Pada Juli 2008, Coservation Respon Unit (CRU) resmi didirikan, dengan didatangkan empat ekor gajah jinak sumatera, mahout, ranger, dan beberapa orang masyarakat sekitar yang dilatih agar dapat membantu dalam memitigasi konflik satwa liar dan manusia.
Sempat terhenti, sehingga menyebabkan tingginya kasus konflik satwa liar dengan manusia, akibatnya masyarakat tidak bisa berkebun karena tim tidak lagi bertugas. Sehingga pada 28 Maret 2016, CRU kembali diaktifkan.
Saat ini CRU Sampoiniet memiliki tiga gajah jinak sumatera yang didatangkan dari Pusat Konservasi Gajah (PKG) Saree, Kabupaten Aceh Besar. Gajah-gajah tersebut akan dimanfaatkan jika sewaktu-waktu ada gajah liar yang masuk kawasan, gajah jinak tersebut akan membantu para petugas dan mahout untuk menghalau gajah liar.
Samsul Rijal, Leader CRU Sampoiniet mengatakan, CRU Sampoiniet bertugas dalam memitigasi konflik gajah liar di kawasan Aceh Jaya, namun tidak menutup kemungkinan jika sewaktu-waktu timnya akan diutus ke luar wilayah Aceh Jaya dalam penugasan yang memerlukan bantuan.
“CRU Sampoiniet saat ini memiliki 3 gajah sumatera jinak yang akan dimanfaatkan dalam mitigasi konflik satwa seperti penggiringan dan pengusiran gajah liar yang masuk ke pemukiman masyarakat. Wilayah kerja kita adalah Aceh Jaya, namun apabila dibutuhkan kita juga mengirim tim dan gajah jinak tersebut untuk penggiringan di beberapa wilayah yang ada di Aceh,” kata Samsul RIjal.

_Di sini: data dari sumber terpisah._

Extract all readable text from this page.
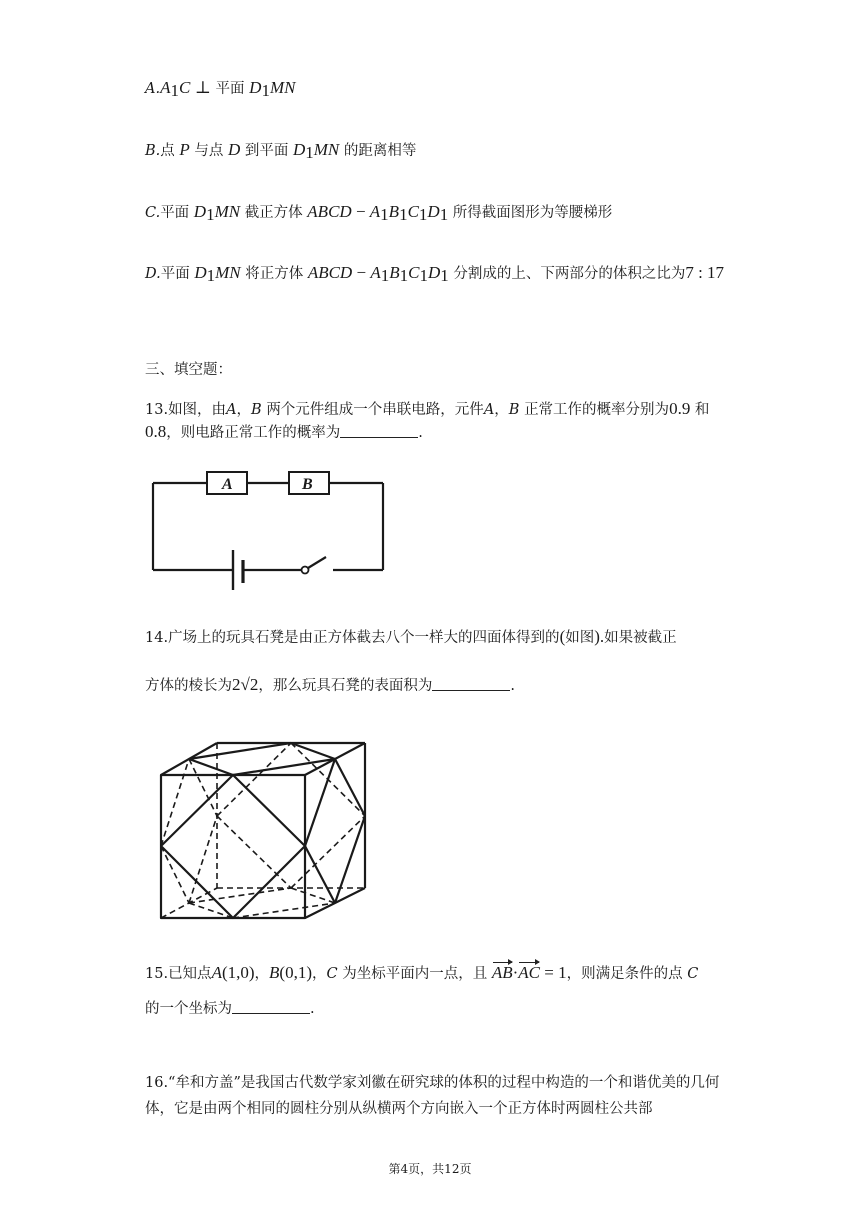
$A.A_1C$ ⊥ 平面 $D_1MN$
B.点 P 与点 D 到平面 $D_1MN$ 的距离相等
C.平面 $D_1MN$ 截正方体 ABCD − $A_1B_1C_1D_1$ 所得截面图形为等腰梯形
D.平面 $D_1MN$ 将正方体 ABCD − $A_1B_1C_1D_1$ 分割成的上、下两部分的体积之比为7 : 17
三、填空题：
13.如图，由A，B 两个元件组成一个串联电路，元件A，B 正常工作的概率分别为0.9 和
0.8，则电路正常工作的概率为	.
A	B
14.广场上的玩具石凳是由正方体截去八个一样大的四面体得到的(如图).如果被截正
方体的棱长为2√2，那么玩具石凳的表面积为	.
15.已知点A(1,0)，B(0,1)，C 为坐标平面内一点，且 AB·AC = 1，则满足条件的点 C
的一个坐标为	.
16.“牟和方盖”是我国古代数学家刘徽在研究球的体积的过程中构造的一个和谐优美的几何体，它是由两个相同的圆柱分别从纵横两个方向嵌入一个正方体时两圆柱公共部
第4页，共12页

Provinsi Aceh memiliki tujuh CRU yaitu, CRU Sampoiniet di Kabupaten Aceh Jaya, CRU Pintoe Rime di Kabupaten Bener Meriah, CRU Woyla di Kabupaten Aceh Barat, CRU Serbajadi di Kabupaten Aceh Timur, CRU Trumon di Kabupaten Aceh Selatan, CRU Manee di Kabupaten Pidie, dan CRU Cot Girek di Kabupaten Aceh Utara.
Camp CRU Sampoiniet berada di antara hutan lindung Ulu Masen dan perkebunan masyarakat, pemilihan tempat ini dilakukan agar mempermudah tim dalam merespon konflik di wilayah Aceh Jaya. Tugas utama CRU Sampoiniet didirikan adalah untuk mengatasi konflik yang terjadi antara manusia dan satwa liar terutama Gajah Sumatera. Selain itu CRU juga berfungsi mencegah terjadinya perburuan satwa yang dilindungi.
Kawasan Ulu Masen memiliki luas 738.856 hektar yang terdiri dari lima Kabupaten yaitu Aceh Besar, Aceh Jaya, Aceh Barat, Pidie, dan Pidie Jaya.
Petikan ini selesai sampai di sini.